Aktuell hat der Senat nun ein neues, in wesentlichen Punkten verändertes Angebot vorgelegt. Dieses richtet sich de facto lediglich an einen Teil der Oranienplatz-Flüchtlinge, nämlich ausschließlich an die Gruppe der Lampedusa-Flüchtlinge, die in Deutschland noch nicht registriert sind. Diese sollen Duldungsbescheinigungen erhalten, wobei es keinerlei Aussage über die Geltungsdauer der Duldungen gibt. Für alle anderen Flüchtlingsgruppen ist das jetzt vorliegende Angebot von vornherein wertlos, da die Senatsverwaltung insoweit auf die Zuständigkeit anderer Bundesländer verweist, auch eine wohlwollende Prüfung der Umverteilung nach Berlin ist nicht mehr vorgesehen.
Anders als bisher fordert die Senatsverwaltung jetzt außer der Räumung des Oranienplatzes auch die de-facto Räumung der Gerhard-Hauptmann-Schule, obwohl die Delegation es ausdrücklich abgelehnt hat, die Verhandlungen auf die Zukunft der besetzten Schule auszuweiten. Die Delegation hat mehrmals betont, dass es für die Räumung der Schule kein Einverständnis gibt.
Nur eine kleine Minderheit der Flüchtlingsdelegation hat sich auf das nunmehr vom Senat vorgelegte „Einigungspapier“ mit dem neuen Minimal-Angebot eingelassen. Auch bei einer von der Senatorin am Montag Abend eilig einberufenen Informationsveranstaltung, an der ca. 100 Oranienplatz-Flüchtlinge teilnahmen, hat das „Einigungspapier“ mit dem neuen Angebot kaum Zustimmung gefunden. Pressemeldungen und Erklärungen des Senats, es sei eine Lösung für die Flüchtlinge gefunden bzw. eine Einigung mit den Flüchtlingen getroffen worden, sind daher falsch.
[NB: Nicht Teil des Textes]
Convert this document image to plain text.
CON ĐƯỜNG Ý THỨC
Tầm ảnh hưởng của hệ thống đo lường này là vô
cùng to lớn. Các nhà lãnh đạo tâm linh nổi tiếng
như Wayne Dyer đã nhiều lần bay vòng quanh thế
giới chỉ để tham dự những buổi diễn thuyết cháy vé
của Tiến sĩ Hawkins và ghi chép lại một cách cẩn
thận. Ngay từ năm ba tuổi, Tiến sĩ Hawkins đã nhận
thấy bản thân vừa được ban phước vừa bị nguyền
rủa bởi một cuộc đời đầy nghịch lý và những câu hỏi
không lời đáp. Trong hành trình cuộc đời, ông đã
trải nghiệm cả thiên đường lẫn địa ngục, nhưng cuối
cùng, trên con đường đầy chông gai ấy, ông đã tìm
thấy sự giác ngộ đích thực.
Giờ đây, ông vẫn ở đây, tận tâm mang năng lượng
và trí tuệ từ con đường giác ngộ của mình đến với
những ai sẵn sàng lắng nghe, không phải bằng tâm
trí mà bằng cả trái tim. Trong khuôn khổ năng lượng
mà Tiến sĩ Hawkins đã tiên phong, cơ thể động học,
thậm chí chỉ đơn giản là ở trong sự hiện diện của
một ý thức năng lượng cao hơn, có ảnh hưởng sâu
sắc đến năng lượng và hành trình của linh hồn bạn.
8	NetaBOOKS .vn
„Auf der Grundlage des jetzigen Angebots werden die Flüchtlinge die Zelte und Hütten am Oranienplatz nicht freiwillig räumen. Die jetzt vom Senat präsentierte Schein-Einigung dient lediglich dazu, medial und in der Öffentlichkeit eine polizeiliche Räumung vorzubereiten“, sagt Martina Mauer, Sprecherin des Flüchtlingsrats Berlin.
Aus Sicht des Flüchtlingsrats ist es dringend erforderlich, die Gespräche unter Beteiligung der Innenverwaltung wieder aufzunehmen mit dem erklärten Ziel, für alle am Oranienplatz vertretenen Flüchtlingsgruppen eine Lösung zu finden. Bevor die Flüchtlinge über ein Angebot abstimmen, müssen zudem alle offenen Fragen – Gültigkeitsdauer der Duldung, Aussicht auf Umverteilung nach Berlin, Zugang zur Existenzsicherung, genauer zeitlicher Ablauf der Einigung usw. – geklärt werden.